XVII. asır Osmanlı mutasavvıfı Abdülmecîd Sivâsî'nin 'Dürerü'l-Akâid' adlı eseri (metin-inceleme)


Tezin Türü: Yüksek Lisans

Tezin Yürütüldüğü Kurum: Marmara Üniversitesi, Türkiye

Tezin Onay Tarihi: 2019

Tezin Dili: Türkçe

Öğrenci: Zeynep Yavuz

Danışman: SAFİ ARPAGUŞ

Özet:

XVI. yüzyıl sonuyla XVII. yüzyıl başlarında yaşayıp dönemine ilmî ve fikrî büyük katkılar sağlayan önemli mutasavvıflarımızdan Abdülmecîd Sivâsî’nin (ö. 1049/1639), bu katkıları kendi döneminin oldukça ötesindedir. Bizlere yirmiden fazla eser bırakmış olan Sivâsî, bu eserlerin insanlara faydalı olması arzusunu da dile getirmiştir. Binaenaleyh, biz de Osmanlı’nın XVII. yüzyıl sûfîlerinden Abdülmecîd Sivâsî’nin akaide dair görüşlerini yansıtan ‘Dürer’ül Akâid ve Ğurerü Külli Sâikin ve Kâid’ adlı eserini çalışmamıza konu edindik. Tezimizde ilk olarak Abdülmecîd Sivâsî’nin hayatı hakkında kısa bir bilgi vererek tasavvuf-kelam ilişkisinde önem arzeden mutasavvıfların kelâma bakış açılarını muhtevâ edindik. Akabinde eserin Süleymaniye Kütüphanesi Hoca Mustafa Efendi 300 numaralı nüshasını esas alarak günümüz harflerine latinize edip, eserde yer alan konuları müellifin ele aldığı bağlamda değerlendirmeye çalıştık -------------------- With his vast contributions to Ottoman intellectual history, the legacy of the 17th century Sūfī scholar ‘Abd al-Majīd al-Siwāsī (1049AH/1639CE) is much beyond of his time.
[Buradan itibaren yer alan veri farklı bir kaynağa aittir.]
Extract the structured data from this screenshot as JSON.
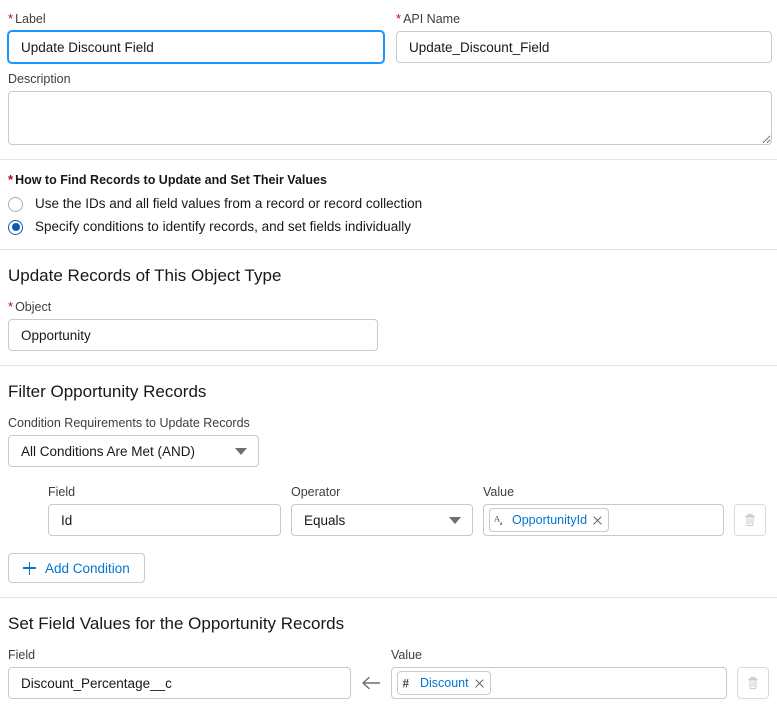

Having authored more than twenty extant works, al-Siwāsī even repeats his willingness to this contribution to human knowledge in his works. Thus following his legacy, this study focuses on a particular creedal (aqīdah) work of al-Siwāsī, Durar al-‘aqā’id wa ghurar kulli sā’iq wa qā’id, that reflects the 17th century Ottoman Sūfī scholarship. After a brief section on al-Siwāsī’s life, first part of this study is dedicated to the sūfī approach to tasawwuf-kalām intereaction in the scope of particular scholars. The second part of this study consists of the latinisation of the text targeting modern Turkish readers and the analysis of the individual themes in the text, based on the manuscript Hoca Mustafa Efendi 300 in Süleymaniye Kütüphanesi.